Which of these three bowtie bad boys would you pick?
We've already done an installment of "Own/Drive/Crush" with bargain-priced Mustangs. Now it's the Camaro's turn. We're going to have so fun with this one.
Our only criteria was that the Camaros in question had to be nice cars that you could buy, drive home, and be proud of as-in. They had to be V8s, and they had to be under $20,000.
We actually came in way under budget on all three, with the most expensive Camaro being this 1978 model. It's been restored and modified just a bit, and it looks terrific in metallic blue with pearl white racing stripes.
This Camaro costs $16,500, and that gets you a warmed-over 350, a modern stereo, and a leak-free drivetrain. The ad refers to the exterior as a "6.5 out of 10," but it looks pretty nice from the photos.
While we'd prefer an original or restored Z/28, this is a nice alternative that someone could be very proud of. We definitely like what we see.
Moving on, we've got this very nice 1986 Camaro IROC-Z in yellow. We see a lot of red, black, and white IROC-Zs, but these yellow ones are rare. It's a shame, because these cars look really cool in yellow.
This one is powered by a throttle body injected (TBI) 305 cubic inch V8. We'd love to see a TPI in here instead, but we won't complain too much.
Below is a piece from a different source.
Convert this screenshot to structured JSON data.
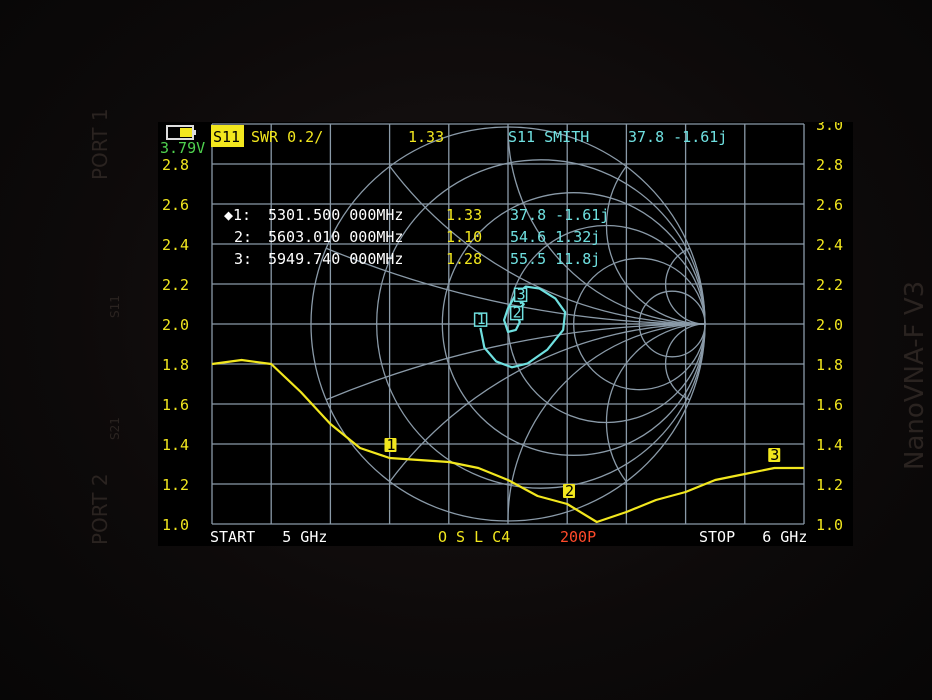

Like we said, these cars are rare, and this one is in really nice shape!
Best of all, though, this one has a manual transmission! That's a big win in our book – muscle cars (or pony cars, if you want to get pedantic) are so much better with three pedals. This one will set you back $10,995.
Our final selection is the newest, the fastest, and the least expensive. It's a 1998 Camaro Z28 in a deep metallic red with a tan leather interior.
The "catfish" Camaros were powered by the legendary LS1 V8. Car enthusiasts love these powerful engines, and we've seen them swapped into everything from Miatas to monster trucks.
For just $10,000, you could have your own LS1 to park in the garage, but we're not so sure we would. Call us shallow, but we just can't get over that catfish styling. Sorry, readers – this is the one we're sending to the crusher.
So that leaves the '78 and the '86. As much as we like the '78, it feels like it was personalized for someone else's taste. It'd never truly feel like our car, but we'd love to drive it just the same.
That leaves the '86 IROC-Z. We'd be happy to own this car – it's in excellent condition, in a cool color, with a manual transmission. That's a winner in our book.